Mitunter kommt es vor, dass der oder die zuständige Rechtspfleger/in dem Eintragungsbegehren zunächst einen Verbesserungsauftrag im Sinn des § 17 FBG erteilt. Denn ist die Anmeldung zur Eintragung in das Firmenbuch unvollständig oder steht der Eintragung ein sonstiges behebbares Hindernis entgegen, so hat das Gericht dem Antragsteller die Behebung des Mangels aufzutragen. Zuallermeist werden diese Verbesserungsaufträge auch zu Recht erteilt, und nicht selten ist ihre Ursache dem einen oder anderen Flüchtigkeitsfehler im Eintragungsbegehren geschuldet. Dem ist allerdings nicht immer so:
Zwar verfügen Rechtspfleger aufgrund ihrer Ausbildung an sich wohl zweifellos über die erforderlichen rechtlichen Kenntnisse, die für die Beurteilung der Frage, ob ein solches behebbares Hindernis iSd § 17 FBG vorliegt oder nicht, notwendig sind.

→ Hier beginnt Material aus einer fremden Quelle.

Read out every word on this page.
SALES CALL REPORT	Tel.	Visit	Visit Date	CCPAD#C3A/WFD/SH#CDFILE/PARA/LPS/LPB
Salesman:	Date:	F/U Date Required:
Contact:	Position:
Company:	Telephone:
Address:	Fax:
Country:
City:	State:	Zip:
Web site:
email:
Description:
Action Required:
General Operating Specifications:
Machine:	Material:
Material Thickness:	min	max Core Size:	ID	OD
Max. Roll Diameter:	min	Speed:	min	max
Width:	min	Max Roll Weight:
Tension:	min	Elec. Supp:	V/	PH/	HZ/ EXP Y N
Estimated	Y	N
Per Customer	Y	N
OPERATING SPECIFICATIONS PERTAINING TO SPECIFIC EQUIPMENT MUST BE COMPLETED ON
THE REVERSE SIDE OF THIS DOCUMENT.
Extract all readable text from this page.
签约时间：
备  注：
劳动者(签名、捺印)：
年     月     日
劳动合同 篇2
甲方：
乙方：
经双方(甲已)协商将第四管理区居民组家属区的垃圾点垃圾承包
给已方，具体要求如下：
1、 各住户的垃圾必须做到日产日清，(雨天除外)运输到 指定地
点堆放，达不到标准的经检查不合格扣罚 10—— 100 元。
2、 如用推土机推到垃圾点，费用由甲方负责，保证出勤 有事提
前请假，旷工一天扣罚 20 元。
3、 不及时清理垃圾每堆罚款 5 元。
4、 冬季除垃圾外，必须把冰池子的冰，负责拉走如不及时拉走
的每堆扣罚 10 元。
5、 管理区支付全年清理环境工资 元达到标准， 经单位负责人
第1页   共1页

Allein scheint es der oder die Eine mitunter etwas gar streng zu nehmen oder aber umgekehrt die eine oder andere Bestimmung nicht mehr ganz so präsent zu haben, oder aber – und das scheint fast der häufigste Anwendungsfall, einer Bestimmung ein besonderes Begriffsverständnis zugrunde zu legen. Dies führt beim Antragsteller des Eintragungsgesuchs (oder besser gesagt bei dessen rechtsfreundlicher Vertretung) mitunter zu Kopfzerbrechen und lässt einen zunächst mehr oder weniger ratlos zurück.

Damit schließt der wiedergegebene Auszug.